By Matt Robison | Wednesday, September 26, 2012

Never has a group had more bargaining power in a contract negotiation in the sporting world. The NFL referees have the league in a virtual stranglehold. After Monday Night Football’s absolute debacle, the league has no choice but to bring back the veteran crew.

Honestly, I expected a deal to be made Tuesday morning. Obviously, that did not happen. NFL commissioner Roger Goodell and the rest of the league officials have to realize what is at stake. For perhaps the first time in the history of the league, the credibility of the NFL was seriously brought to question. Sure, there have been debates before. What exactly constitutes a helmet-to-helmet hit, rather than a shoulder to the chin? Why does the league seem to protect quarterbacks so much?

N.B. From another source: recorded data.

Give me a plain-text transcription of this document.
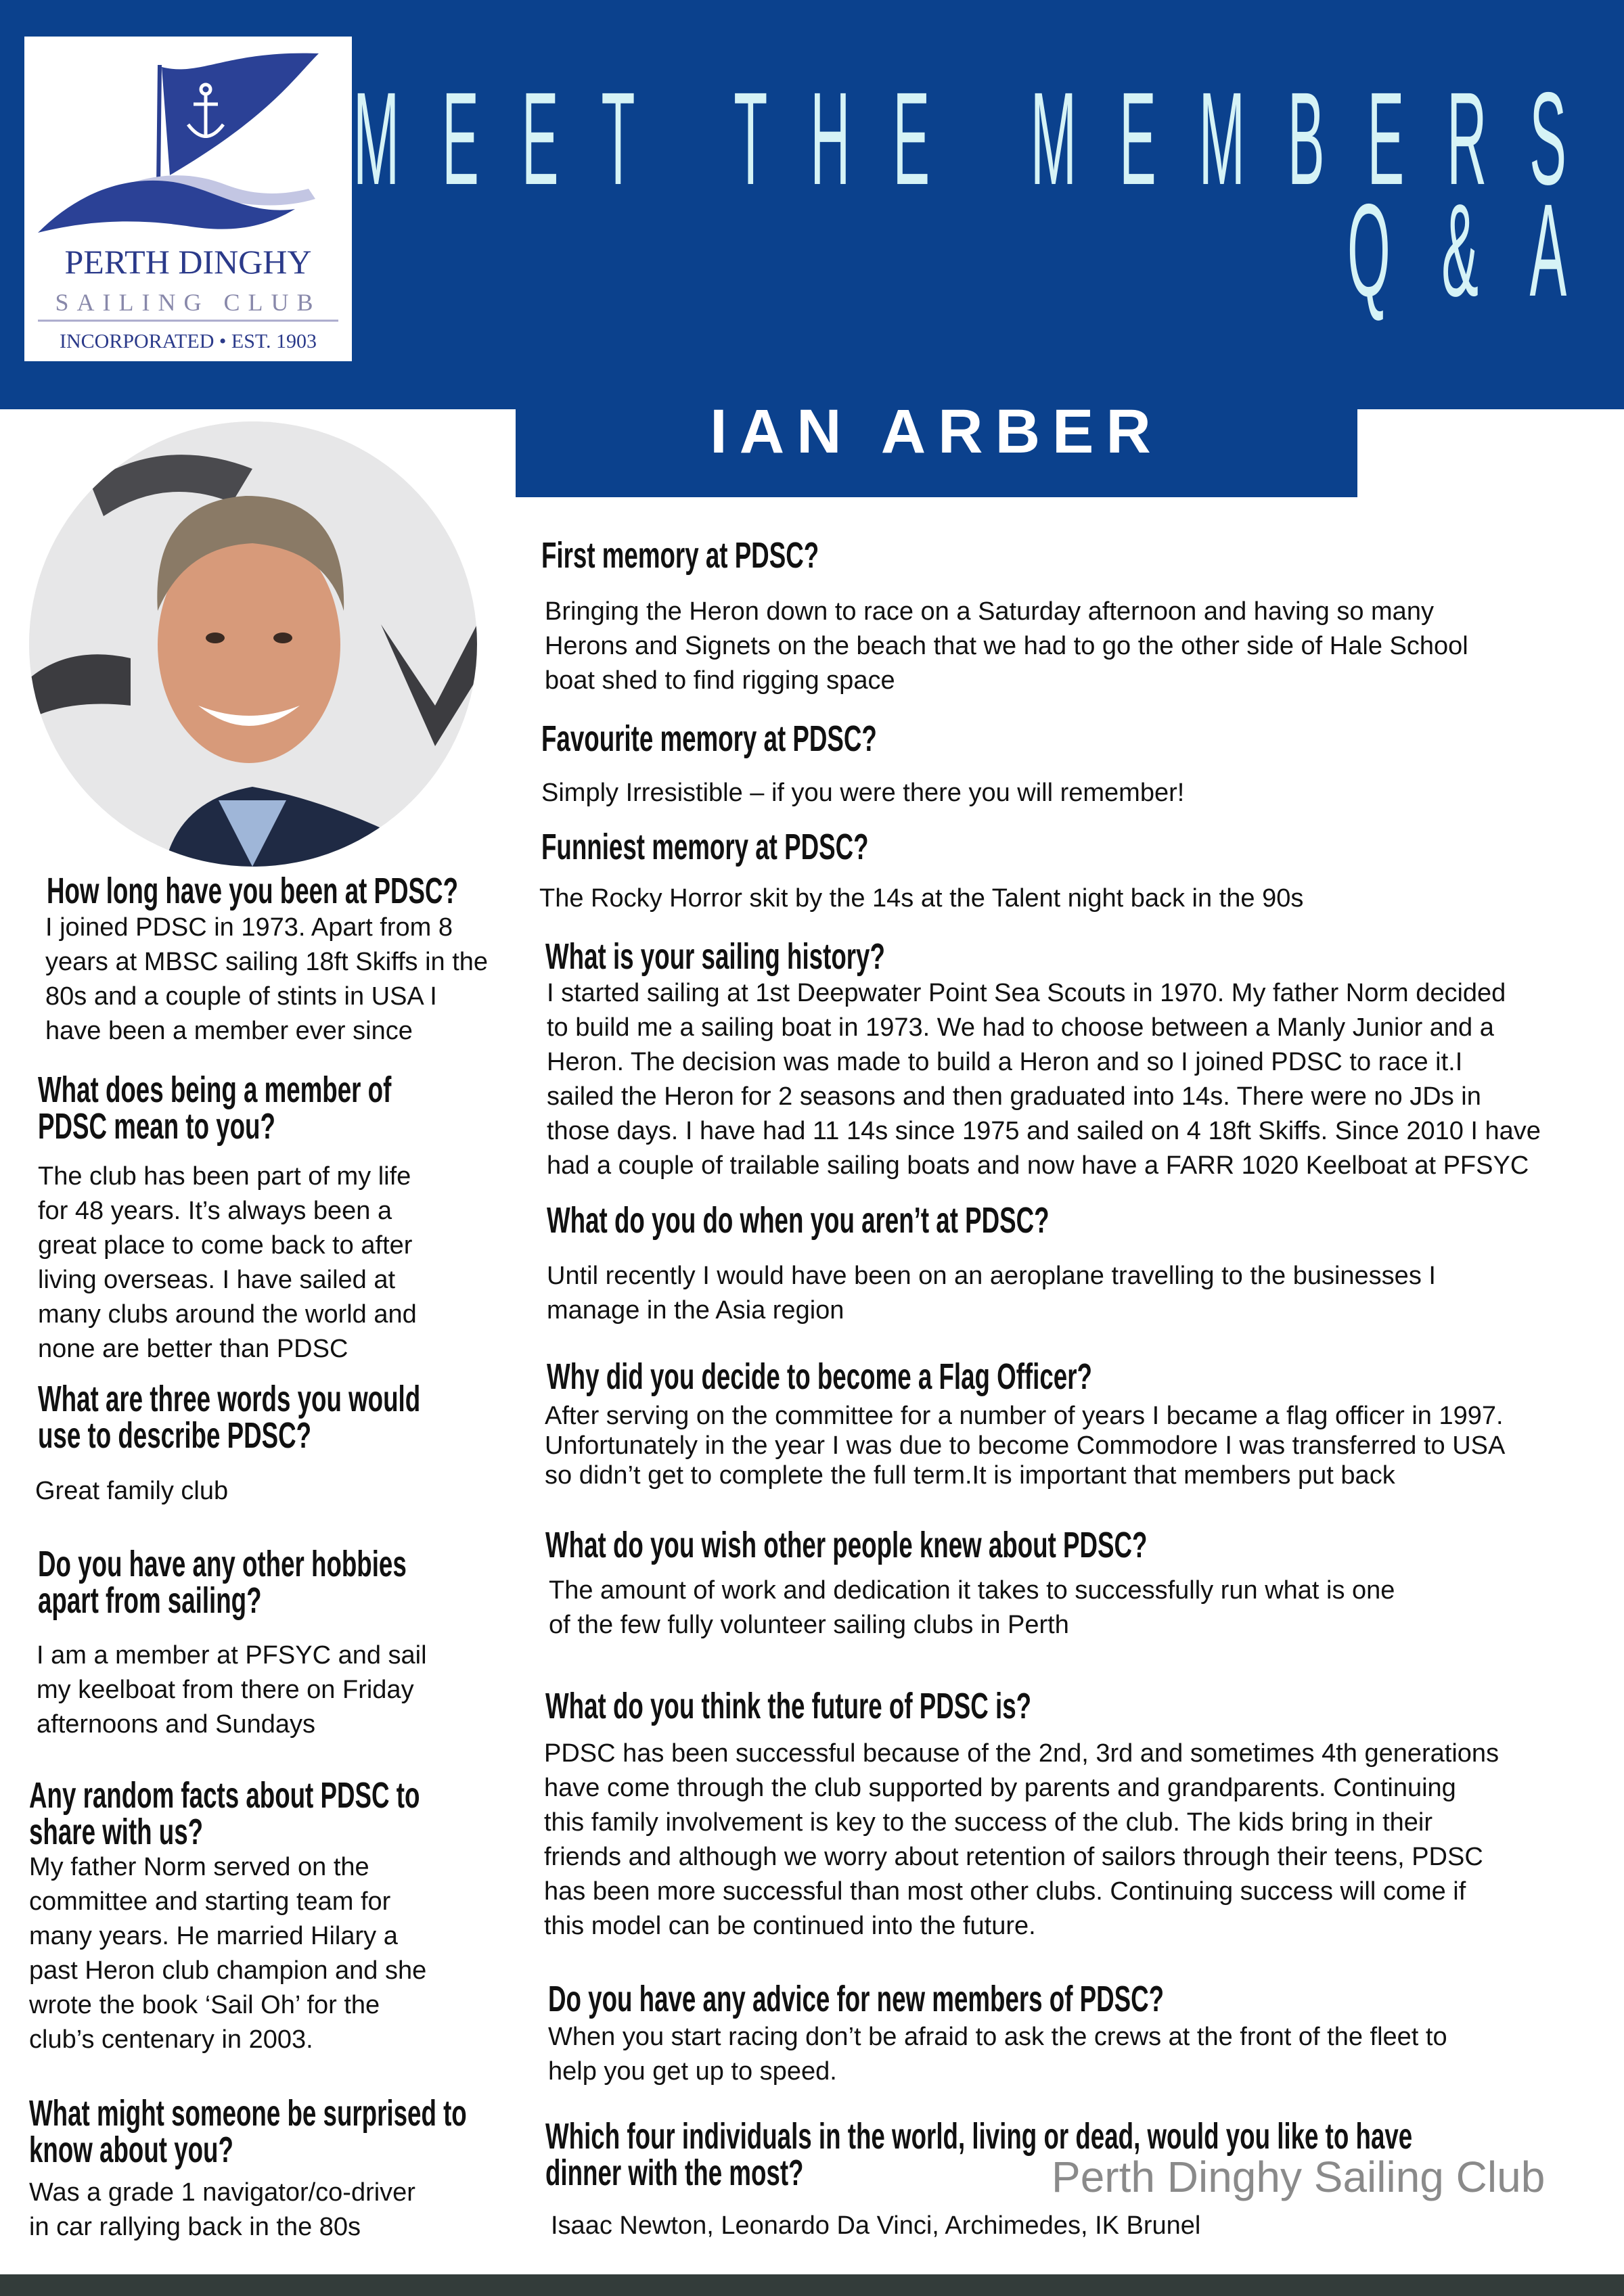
PERTH DINGHY
SAILING CLUB
INCORPORATED • EST. 1903
MEET THE MEMBERS
Q&A
IAN ARBER
How long have you been at PDSC?
I joined PDSC in 1973. Apart from 8
years at MBSC sailing 18ft Skiffs in the
80s and a couple of stints in USA I
have been a member ever since
What does being a member of
PDSC mean to you?
The club has been part of my life
for 48 years. It’s always been a
great place to come back to after
living overseas. I have sailed at
many clubs around the world and
none are better than PDSC
What are three words you would
use to describe PDSC?
Great family club
Do you have any other hobbies
apart from sailing?
I am a member at PFSYC and sail
my keelboat from there on Friday
afternoons and Sundays
Any random facts about PDSC to
share with us?
My father Norm served on the
committee and starting team for
many years. He married Hilary a
past Heron club champion and she
wrote the book ‘Sail Oh’ for the
club’s centenary in 2003.
What might someone be surprised to
know about you?
Was a grade 1 navigator/co-driver
in car rallying back in the 80s
First memory at PDSC?
Bringing the Heron down to race on a Saturday afternoon and having so many
Herons and Signets on the beach that we had to go the other side of Hale School
boat shed to find rigging space
Favourite memory at PDSC?
Simply Irresistible – if you were there you will remember!
Funniest memory at PDSC?
The Rocky Horror skit by the 14s at the Talent night back in the 90s
What is your sailing history?
I started sailing at 1st Deepwater Point Sea Scouts in 1970. My father Norm decided
to build me a sailing boat in 1973. We had to choose between a Manly Junior and a
Heron. The decision was made to build a Heron and so I joined PDSC to race it.I
sailed the Heron for 2 seasons and then graduated into 14s. There were no JDs in
those days. I have had 11 14s since 1975 and sailed on 4 18ft Skiffs. Since 2010 I have
had a couple of trailable sailing boats and now have a FARR 1020 Keelboat at PFSYC
What do you do when you aren’t at PDSC?
Until recently I would have been on an aeroplane travelling to the businesses I
manage in the Asia region
Why did you decide to become a Flag Officer?
After serving on the committee for a number of years I became a flag officer in 1997.
Unfortunately in the year I was due to become Commodore I was transferred to USA
so didn’t get to complete the full term.It is important that members put back
What do you wish other people knew about PDSC?
The amount of work and dedication it takes to successfully run what is one
of the few fully volunteer sailing clubs in Perth
What do you think the future of PDSC is?
PDSC has been successful because of the 2nd, 3rd and sometimes 4th generations
have come through the club supported by parents and grandparents. Continuing
this family involvement is key to the success of the club. The kids bring in their
friends and although we worry about retention of sailors through their teens, PDSC
has been more successful than most other clubs. Continuing success will come if
this model can be continued into the future.
Do you have any advice for new members of PDSC?
When you start racing don’t be afraid to ask the crews at the front of the fleet to
help you get up to speed.
Which four individuals in the world, living or dead, would you like to have
dinner with the most?
Isaac Newton, Leonardo Da Vinci, Archimedes, IK Brunel
Perth Dinghy Sailing Club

Today, those problems are all minor.

On Monday night, the Seahawks pulled a victory from the jaws of defeat – or from the hands of M.D. Jennings. Now, I won’t go into the specifics of the play. We have all seen the replay dozens of times. But the fact of the matter is that a bad call cost the Packers a victory, plain and simple. When the referees – not the players or the coaches – can directly determine the outcome of a game, the game becomes fundamentally flawed.

When thousands of people are tweeting and posting Facebook statuses that the NFL has become a joke, that is a problem. When you can tell by the tone of a coach or a player’s voice that they know they won on a bad call, as was the case with Pete Carroll and Russell Wilson after the game, that is a problem. When former players are genuinely concerned for the direction of the league, as was the case with Hall of Fame quarterback Steve Young, that is a problem.

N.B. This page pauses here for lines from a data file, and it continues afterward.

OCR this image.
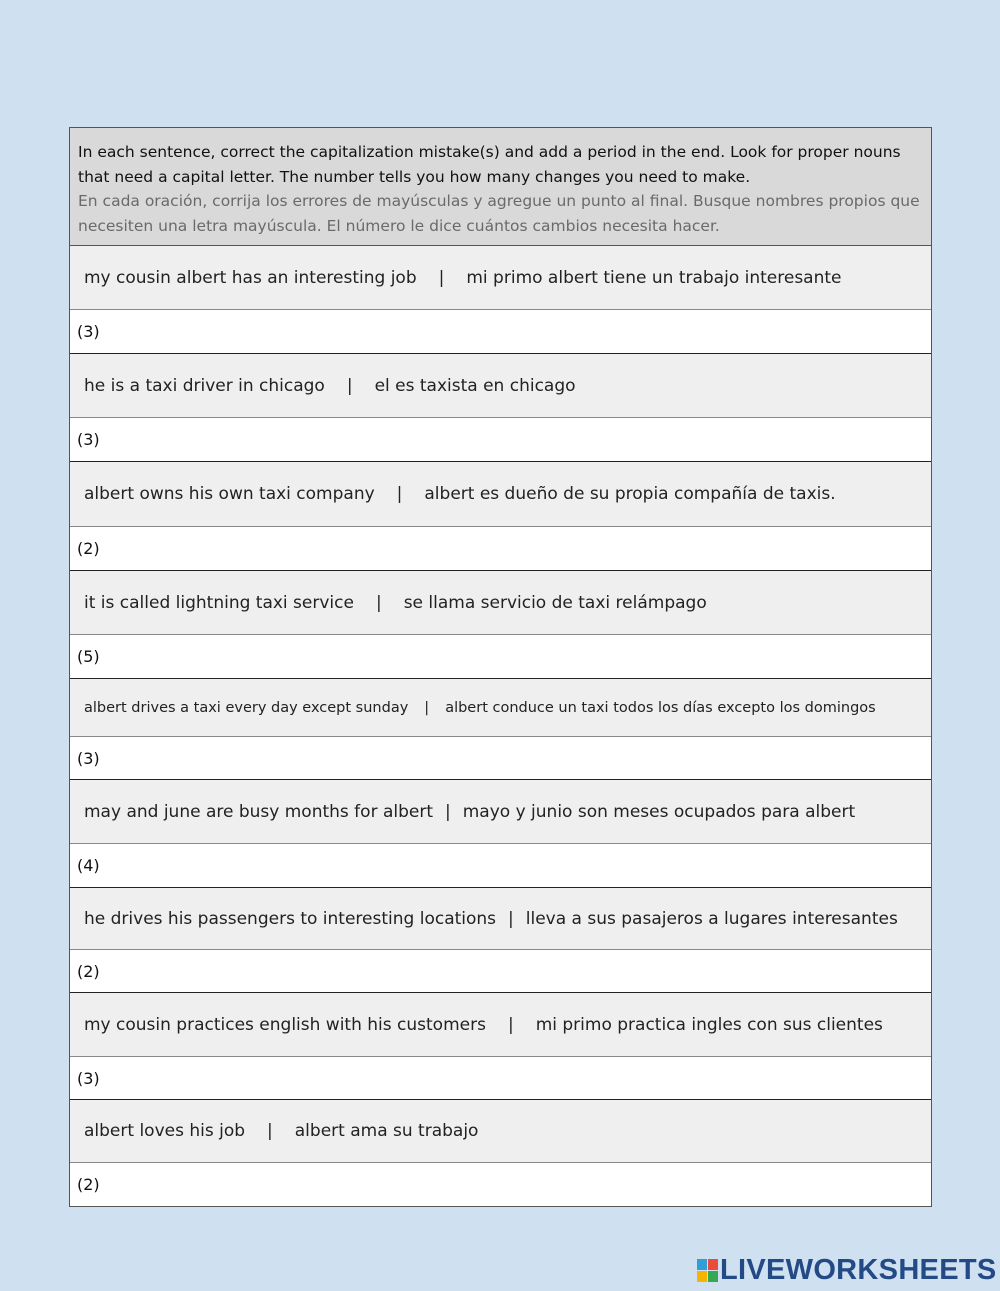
In each sentence, correct the capitalization mistake(s) and add a period in the end. Look for proper nouns that need a capital letter. The number tells you how many changes you need to make.
En cada oración, corrija los errores de mayúsculas y agregue un punto al final. Busque nombres propios que necesiten una letra mayúscula. El número le dice cuántos cambios necesita hacer.
my cousin albert has an interesting job | mi primo albert tiene un trabajo interesante
(3)
he is a taxi driver in chicago | el es taxista en chicago
(3)
albert owns his own taxi company | albert es dueño de su propia compañía de taxis.
(2)
it is called lightning taxi service | se llama servicio de taxi relámpago
(5)
albert drives a taxi every day except sunday | albert conduce un taxi todos los días excepto los domingos
(3)
may and june are busy months for albert | mayo y junio son meses ocupados para albert
(4)
he drives his passengers to interesting locations | lleva a sus pasajeros a lugares interesantes
(2)
my cousin practices english with his customers | mi primo practica ingles con sus clientes
(3)
albert loves his job | albert ama su trabajo
(2)
LIVEWORKSHEETS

It is time for the NFL to return to sanity. In the coming weeks, division rivals will be squaring off and playoff positioning will already be at stake. Indeed, every regular season game matters in the NFL. Therefore, the league cannot waste another week. There could be genuine concern that if the referee negotiations carry on further into the season that this season will be permanently marred. People will look back in the annals of NFL history and mark the 2012-13 season with disdain. There will be a virtual asterisk next to the Super Bowl winner’s name in the record books.

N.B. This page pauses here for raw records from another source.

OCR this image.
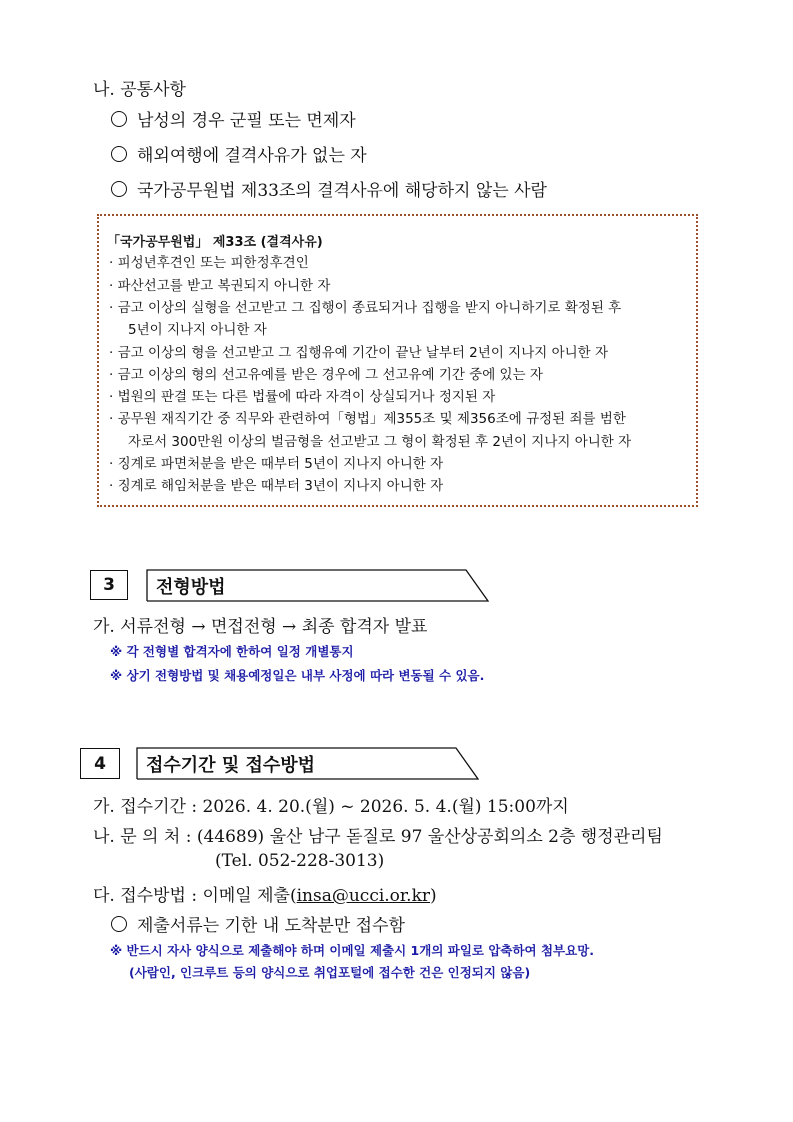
나. 공통사항
남성의 경우 군필 또는 면제자
해외여행에 결격사유가 없는 자
국가공무원법 제33조의 결격사유에 해당하지 않는 사람
「국가공무원법」 제33조 (결격사유)
· 피성년후견인 또는 피한정후견인
· 파산선고를 받고 복권되지 아니한 자
· 금고 이상의 실형을 선고받고 그 집행이 종료되거나 집행을 받지 아니하기로 확정된 후
5년이 지나지 아니한 자
· 금고 이상의 형을 선고받고 그 집행유예 기간이 끝난 날부터 2년이 지나지 아니한 자
· 금고 이상의 형의 선고유예를 받은 경우에 그 선고유예 기간 중에 있는 자
· 법원의 판결 또는 다른 법률에 따라 자격이 상실되거나 정지된 자
· 공무원 재직기간 중 직무와 관련하여「형법」제355조 및 제356조에 규정된 죄를 범한
자로서 300만원 이상의 벌금형을 선고받고 그 형이 확정된 후 2년이 지나지 아니한 자
· 징계로 파면처분을 받은 때부터 5년이 지나지 아니한 자
· 징계로 해임처분을 받은 때부터 3년이 지나지 아니한 자
3	전형방법
가. 서류전형 → 면접전형 → 최종 합격자 발표
※ 각 전형별 합격자에 한하여 일정 개별통지
※ 상기 전형방법 및 채용예정일은 내부 사정에 따라 변동될 수 있음.
4	접수기간 및 접수방법
가. 접수기간 : 2026. 4. 20.(월) ~ 2026. 5. 4.(월) 15:00까지
나. 문 의 처 : (44689) 울산 남구 돋질로 97 울산상공회의소 2층 행정관리팀
(Tel. 052-228-3013)
다. 접수방법 : 이메일 제출(insa@ucci.or.kr)
제출서류는 기한 내 도착분만 접수함
※ 반드시 자사 양식으로 제출해야 하며 이메일 제출시 1개의 파일로 압축하여 첨부요망.
(사람인, 인크루트 등의 양식으로 취업포털에 접수한 건은 인정되지 않음)
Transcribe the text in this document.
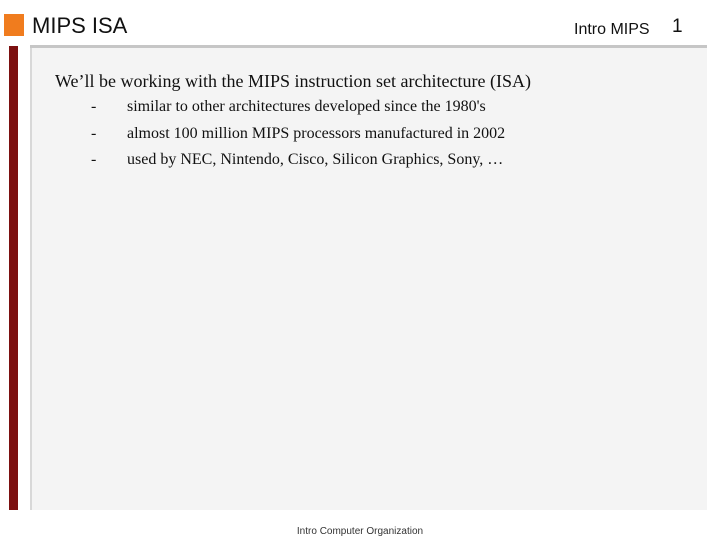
MIPS ISA	Intro MIPS 1
We’ll be working with the MIPS instruction set architecture (ISA)
- similar to other architectures developed since the 1980's
- almost 100 million MIPS processors manufactured in 2002
- used by NEC, Nintendo, Cisco, Silicon Graphics, Sony, …
Intro Computer Organization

Almost every other league has experienced something similar. Baseball Hall of Fame writers take a special eye to players who posted their best numbers during the steroid era. When two slam-dunk first-ballot Hall of Famers – Cal Ripken Jr. and Kirby Puckett – were expected to be the first consensus elections to the Hall, some writers abstained, their reasoning being no players from the steroid era can be trusted.

Now, it may sound like I’m overestimating the impact of one bad call at the end of the game. But I don’t believe I am. The calls are not going to get better on their own. In fact, there will be even greater attention paid to every bad call and fans will react even more violently to future mistakes. The integrity of the game is in flux.

The solution is simple. I just don’t want our beloved Golden Tate to be the everlasting symbol of the day the NFL died.